Department of Surgery, Seoul National University College of Medicine, Seoul, Korea.
Am J Transplant. 2013 Aug;13(8):2191-7. doi: 10.1111/ajt.12274. Epub 2013 Jun 4.
The pharmacokinetics, efficacy and safety of once-daily tacrolimus formulation (Tac-OD) were assessed in 34 stable pediatric kidney transplant recipients. Enrolled patients received their dose of twice-daily tacrolimus formulation (Tac-BID) on study Days 0 through 7. On the morning of study Day 8, the total daily doses for patients were converted to Tac-OD on a 1:1 basis and maintained on a once-daily morning dosing regimen. Tacrolimus pharmacokinetic profiles were obtained on study Days 7, 14 and 28 (after dose adjustment). Although the mean C0 concentrations (4.10 ± 1.16-3.53 ± 1.10 ng/mL, p = 0.004), and AUC0-24 (151.8 ± 41.6-129.8 ± 39.3 ng h/mL, p < 0.001) were decreased significantly after a 1:1 based conversion, there was high interindividual variability. The dose of Tac-OD was decreased in 26.5% and increased in 44.1% of patients. The resultant tacrolimus dose and pharmacokinetic profiles on study Day 28 were comparable to those on Day 7. There were no serious adverse events. In conclusion, Tac-BID can be safely converted to Tac-OD in stable pediatric kidney transplant patients with the heightened therapeutic drug monitoring. Effects of drug conversion on the cardiovascular risk factors, neurological side effects and adherence should be further evaluated.
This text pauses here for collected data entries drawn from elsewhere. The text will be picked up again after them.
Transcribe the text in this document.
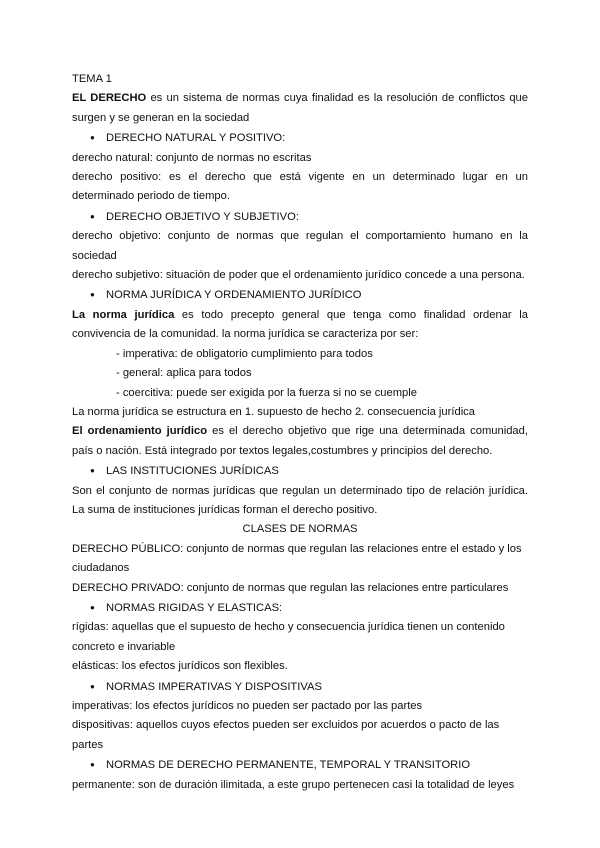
TEMA 1

EL DERECHO es un sistema de normas cuya finalidad es la resolución de conflictos que surgen y se generan en la sociedad

● DERECHO NATURAL Y POSITIVO:

derecho natural: conjunto de normas no escritas

derecho positivo: es el derecho que está vigente en un determinado lugar en un determinado periodo de tiempo.

● DERECHO OBJETIVO Y SUBJETIVO:

derecho objetivo: conjunto de normas que regulan el comportamiento humano en la sociedad

derecho subjetivo: situación de poder que el ordenamiento jurídico concede a una persona.

● NORMA JURÍDICA Y ORDENAMIENTO JURÍDICO

La norma jurídica es todo precepto general que tenga como finalidad ordenar la convivencia de la comunidad. la norma jurídica se caracteriza por ser:

- imperativa: de obligatorio cumplimiento para todos

- general: aplica para todos

- coercitiva: puede ser exigida por la fuerza si no se cuemple

La norma jurídica se estructura en 1. supuesto de hecho 2. consecuencia jurídica

El ordenamiento jurídico es el derecho objetivo que rige una determinada comunidad, país o nación. Está integrado por textos legales,costumbres y principios del derecho.

● LAS INSTITUCIONES JURÍDICAS

Son el conjunto de normas jurídicas que regulan un determinado tipo de relación jurídica. La suma de instituciones jurídicas forman el derecho positivo.

CLASES DE NORMAS

DERECHO PÚBLICO: conjunto de normas que regulan las relaciones entre el estado y los ciudadanos

DERECHO PRIVADO: conjunto de normas que regulan las relaciones entre particulares

● NORMAS RIGIDAS Y ELASTICAS:

rígidas: aquellas que el supuesto de hecho y consecuencia jurídica tienen un contenido concreto e invariable

elásticas: los efectos jurídicos son flexibles.

● NORMAS IMPERATIVAS Y DISPOSITIVAS

imperativas: los efectos jurídicos no pueden ser pactado por las partes

dispositivas: aquellos cuyos efectos pueden ser excluidos por acuerdos o pacto de las partes

● NORMAS DE DERECHO PERMANENTE, TEMPORAL Y TRANSITORIO

permanente: son de duración ilimitada, a este grupo pertenecen casi la totalidad de leyes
在 34 名稳定的儿科肾移植受者中评估了每日一次他克莫司制剂(Tac-OD)的药代动力学、疗效和安全性。入组患者在研究第 0 天至第 7 天接受每日两次他克莫司制剂(Tac-BID)的剂量。在研究第 8 天的早晨,根据 1:1 的比例将患者的每日总剂量转换为 Tac-OD,并维持每日一次的早晨给药方案。在研究第 7、14 和 28 天(剂量调整后)获得他克莫司药代动力学曲线。虽然平均 C0 浓度(4.10 ± 1.16-3.53 ± 1.10 ng/mL,p = 0.004)和 AUC0-24(151.8 ± 41.6-129.8 ± 39.3 ng h/mL,p < 0.001)在基于 1:1 的转换后显著降低,但个体间变异性很大。26.5%的患者减少了 Tac-OD 的剂量,44.1%的患者增加了 Tac-OD 的剂量。研究第 28 天的他克莫司剂量和药代动力学曲线与第 7 天相当。没有严重的不良事件。总之,在进行强化治疗药物监测的稳定儿科肾移植患者中,Tac-BID 可安全转换为 Tac-OD。药物转换对心血管危险因素、神经副作用和依从性的影响应进一步评估。